Des chercheurs de l'Institut de bio-ingénierie de Catalogne et d'institutions partenaires rapportent que des nanoparticules « supramoléculaires » conçues sur mesure ont rétabli certaines fonctions de la barrière hémato-encéphalique chez des souris modèles de la maladie d’Alzheimer, réduisant rapidement la bêta-amyloïde cérébrale et améliorant les résultats aux tests comportementaux et de mémoire.
Une équipe de recherche internationale a publié des résultats chez la souris suggérant qu'une approche basée sur la nanotechnologie pourrait aider le cerveau à éliminer les protéines résiduelles liées à la maladie d’Alzheimer en ciblant la barrière hémato-encéphalique (BHE), une interface protectrice qui régule ce qui entre et sort du cerveau.

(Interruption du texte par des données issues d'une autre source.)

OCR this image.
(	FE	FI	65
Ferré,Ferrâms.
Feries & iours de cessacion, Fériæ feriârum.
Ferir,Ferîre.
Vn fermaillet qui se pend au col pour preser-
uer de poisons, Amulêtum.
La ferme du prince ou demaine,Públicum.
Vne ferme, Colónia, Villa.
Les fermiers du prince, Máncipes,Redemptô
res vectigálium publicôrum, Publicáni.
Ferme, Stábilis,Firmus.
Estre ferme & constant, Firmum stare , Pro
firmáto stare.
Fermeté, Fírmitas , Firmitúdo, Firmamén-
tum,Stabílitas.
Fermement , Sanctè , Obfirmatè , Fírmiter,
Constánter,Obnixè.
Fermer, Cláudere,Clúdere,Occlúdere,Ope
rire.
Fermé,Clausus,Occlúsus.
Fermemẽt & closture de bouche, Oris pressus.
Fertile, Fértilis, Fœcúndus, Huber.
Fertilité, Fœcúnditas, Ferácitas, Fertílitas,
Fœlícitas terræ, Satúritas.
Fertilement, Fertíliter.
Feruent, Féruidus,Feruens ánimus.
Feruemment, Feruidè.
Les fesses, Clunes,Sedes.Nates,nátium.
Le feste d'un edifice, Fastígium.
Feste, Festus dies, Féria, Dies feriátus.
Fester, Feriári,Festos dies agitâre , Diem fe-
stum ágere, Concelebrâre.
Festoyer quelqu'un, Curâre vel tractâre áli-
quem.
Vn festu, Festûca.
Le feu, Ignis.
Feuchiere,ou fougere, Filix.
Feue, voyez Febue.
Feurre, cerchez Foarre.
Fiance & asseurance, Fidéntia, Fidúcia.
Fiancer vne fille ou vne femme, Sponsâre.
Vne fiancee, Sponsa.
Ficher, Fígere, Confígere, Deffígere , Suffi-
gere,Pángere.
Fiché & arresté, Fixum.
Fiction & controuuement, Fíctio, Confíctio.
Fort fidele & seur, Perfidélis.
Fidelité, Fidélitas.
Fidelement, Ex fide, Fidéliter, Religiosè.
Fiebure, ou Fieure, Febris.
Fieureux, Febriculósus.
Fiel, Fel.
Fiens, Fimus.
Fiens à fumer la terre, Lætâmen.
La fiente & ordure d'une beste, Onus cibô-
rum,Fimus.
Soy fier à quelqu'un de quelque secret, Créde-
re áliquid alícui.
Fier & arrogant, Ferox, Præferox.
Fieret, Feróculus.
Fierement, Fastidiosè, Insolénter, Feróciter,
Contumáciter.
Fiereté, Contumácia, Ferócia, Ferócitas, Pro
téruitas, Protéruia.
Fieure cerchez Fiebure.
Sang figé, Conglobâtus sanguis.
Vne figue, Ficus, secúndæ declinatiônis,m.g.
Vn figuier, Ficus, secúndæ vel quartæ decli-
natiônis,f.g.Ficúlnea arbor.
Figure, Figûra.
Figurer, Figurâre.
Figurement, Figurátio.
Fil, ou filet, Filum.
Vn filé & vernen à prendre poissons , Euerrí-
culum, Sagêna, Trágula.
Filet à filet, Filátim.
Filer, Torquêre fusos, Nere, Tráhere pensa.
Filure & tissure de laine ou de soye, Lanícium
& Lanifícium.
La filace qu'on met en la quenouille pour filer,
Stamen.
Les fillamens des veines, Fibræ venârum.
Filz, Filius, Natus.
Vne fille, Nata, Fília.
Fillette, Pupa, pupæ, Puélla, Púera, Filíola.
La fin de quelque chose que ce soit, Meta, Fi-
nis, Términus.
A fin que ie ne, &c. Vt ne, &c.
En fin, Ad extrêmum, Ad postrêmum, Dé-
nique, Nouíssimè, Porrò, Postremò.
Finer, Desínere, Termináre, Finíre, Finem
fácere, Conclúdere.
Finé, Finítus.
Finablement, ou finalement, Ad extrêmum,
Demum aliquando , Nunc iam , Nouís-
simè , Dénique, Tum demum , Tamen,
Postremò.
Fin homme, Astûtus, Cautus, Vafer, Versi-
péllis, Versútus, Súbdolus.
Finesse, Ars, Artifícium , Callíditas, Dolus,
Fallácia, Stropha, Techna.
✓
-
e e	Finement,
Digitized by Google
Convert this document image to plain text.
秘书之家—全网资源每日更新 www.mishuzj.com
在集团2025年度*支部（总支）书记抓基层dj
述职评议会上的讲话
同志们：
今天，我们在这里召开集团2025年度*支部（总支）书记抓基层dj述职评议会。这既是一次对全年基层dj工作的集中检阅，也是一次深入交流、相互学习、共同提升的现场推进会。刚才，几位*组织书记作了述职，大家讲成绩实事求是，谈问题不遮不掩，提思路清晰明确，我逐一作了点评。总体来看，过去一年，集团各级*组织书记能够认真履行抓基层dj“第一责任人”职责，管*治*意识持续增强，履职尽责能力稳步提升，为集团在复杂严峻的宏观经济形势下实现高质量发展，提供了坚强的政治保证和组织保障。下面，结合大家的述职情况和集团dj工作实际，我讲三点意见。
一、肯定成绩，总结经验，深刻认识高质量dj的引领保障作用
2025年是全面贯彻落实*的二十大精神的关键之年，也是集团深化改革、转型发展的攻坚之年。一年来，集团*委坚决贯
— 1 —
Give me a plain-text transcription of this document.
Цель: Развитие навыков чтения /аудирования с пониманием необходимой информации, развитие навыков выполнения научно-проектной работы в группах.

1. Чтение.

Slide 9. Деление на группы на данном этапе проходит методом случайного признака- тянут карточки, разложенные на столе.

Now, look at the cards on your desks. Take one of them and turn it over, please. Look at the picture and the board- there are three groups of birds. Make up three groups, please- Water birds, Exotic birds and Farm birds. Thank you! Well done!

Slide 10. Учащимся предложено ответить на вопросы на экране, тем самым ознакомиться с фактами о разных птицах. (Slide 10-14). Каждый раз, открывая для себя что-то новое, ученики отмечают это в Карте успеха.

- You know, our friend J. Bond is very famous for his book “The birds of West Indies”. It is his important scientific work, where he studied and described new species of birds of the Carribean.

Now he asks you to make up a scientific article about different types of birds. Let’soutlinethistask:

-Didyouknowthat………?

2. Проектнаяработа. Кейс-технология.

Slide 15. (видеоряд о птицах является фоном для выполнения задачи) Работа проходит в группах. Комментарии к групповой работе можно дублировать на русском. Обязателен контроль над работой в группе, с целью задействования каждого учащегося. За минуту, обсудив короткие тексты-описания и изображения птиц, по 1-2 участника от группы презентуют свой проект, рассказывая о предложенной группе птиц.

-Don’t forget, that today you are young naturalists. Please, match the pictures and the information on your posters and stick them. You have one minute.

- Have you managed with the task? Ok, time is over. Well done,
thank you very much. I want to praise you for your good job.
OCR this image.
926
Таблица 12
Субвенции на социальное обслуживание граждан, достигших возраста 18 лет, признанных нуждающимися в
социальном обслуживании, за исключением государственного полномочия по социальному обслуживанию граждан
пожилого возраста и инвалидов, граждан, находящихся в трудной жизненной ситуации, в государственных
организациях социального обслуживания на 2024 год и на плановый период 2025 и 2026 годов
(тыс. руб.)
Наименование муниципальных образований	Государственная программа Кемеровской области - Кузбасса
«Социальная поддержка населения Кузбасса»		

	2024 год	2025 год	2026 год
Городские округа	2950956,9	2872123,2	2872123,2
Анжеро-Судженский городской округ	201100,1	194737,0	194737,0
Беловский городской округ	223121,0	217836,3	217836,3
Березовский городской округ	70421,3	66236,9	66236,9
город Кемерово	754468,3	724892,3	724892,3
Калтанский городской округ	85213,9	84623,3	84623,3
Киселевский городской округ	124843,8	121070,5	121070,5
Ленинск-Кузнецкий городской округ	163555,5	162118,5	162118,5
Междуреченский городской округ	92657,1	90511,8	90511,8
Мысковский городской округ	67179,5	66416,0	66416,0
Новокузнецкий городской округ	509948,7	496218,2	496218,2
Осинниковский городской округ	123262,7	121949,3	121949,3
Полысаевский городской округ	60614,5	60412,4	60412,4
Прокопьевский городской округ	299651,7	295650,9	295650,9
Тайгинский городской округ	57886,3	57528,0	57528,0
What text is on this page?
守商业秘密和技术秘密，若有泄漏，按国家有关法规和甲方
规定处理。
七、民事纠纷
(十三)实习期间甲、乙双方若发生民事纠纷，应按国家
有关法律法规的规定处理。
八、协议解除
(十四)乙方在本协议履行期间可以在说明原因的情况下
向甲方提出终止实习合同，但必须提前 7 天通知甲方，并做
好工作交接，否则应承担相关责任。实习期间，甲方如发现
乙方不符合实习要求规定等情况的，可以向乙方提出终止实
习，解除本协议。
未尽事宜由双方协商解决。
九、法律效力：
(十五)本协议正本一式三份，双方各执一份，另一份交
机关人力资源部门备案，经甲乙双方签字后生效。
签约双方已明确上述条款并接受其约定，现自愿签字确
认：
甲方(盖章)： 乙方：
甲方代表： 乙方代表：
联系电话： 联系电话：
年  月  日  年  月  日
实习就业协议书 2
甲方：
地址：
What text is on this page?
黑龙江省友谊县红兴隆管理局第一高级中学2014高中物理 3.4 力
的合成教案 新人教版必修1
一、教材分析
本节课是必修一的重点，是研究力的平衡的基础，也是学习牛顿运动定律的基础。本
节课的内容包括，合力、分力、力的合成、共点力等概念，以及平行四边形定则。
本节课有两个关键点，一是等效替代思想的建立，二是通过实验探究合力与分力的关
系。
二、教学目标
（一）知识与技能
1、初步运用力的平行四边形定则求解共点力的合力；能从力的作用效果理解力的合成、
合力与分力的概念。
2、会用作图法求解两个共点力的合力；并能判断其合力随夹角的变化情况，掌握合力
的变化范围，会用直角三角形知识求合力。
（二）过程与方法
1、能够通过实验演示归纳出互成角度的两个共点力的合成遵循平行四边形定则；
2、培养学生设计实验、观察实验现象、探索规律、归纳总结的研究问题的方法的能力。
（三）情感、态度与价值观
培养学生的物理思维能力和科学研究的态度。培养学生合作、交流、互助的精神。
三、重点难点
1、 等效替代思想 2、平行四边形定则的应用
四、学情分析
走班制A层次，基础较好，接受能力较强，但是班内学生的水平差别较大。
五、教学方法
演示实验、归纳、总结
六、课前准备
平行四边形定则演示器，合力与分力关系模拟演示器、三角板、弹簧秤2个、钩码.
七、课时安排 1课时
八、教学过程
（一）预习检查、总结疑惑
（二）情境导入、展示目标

Selon un résumé de recherche publié par l'Institut de bio-ingénierie de Catalogne (IBEC) et relayé par ScienceDaily, les scientifiques ont conçu des nanoparticules bioactives, décrites comme des « médicaments supramoléculaires », destinées à moduler le transport via la BHE plutôt que de simplement servir de vecteurs de médicaments. Ces travaux ont été dirigés par des chercheurs de l'IBEC et de l'Hôpital West China de l'Université du Sichuan, avec la collaboration de partenaires au Royaume-Uni, et ont été publiés dans la revue Signal Transduction and Targeted Therapy.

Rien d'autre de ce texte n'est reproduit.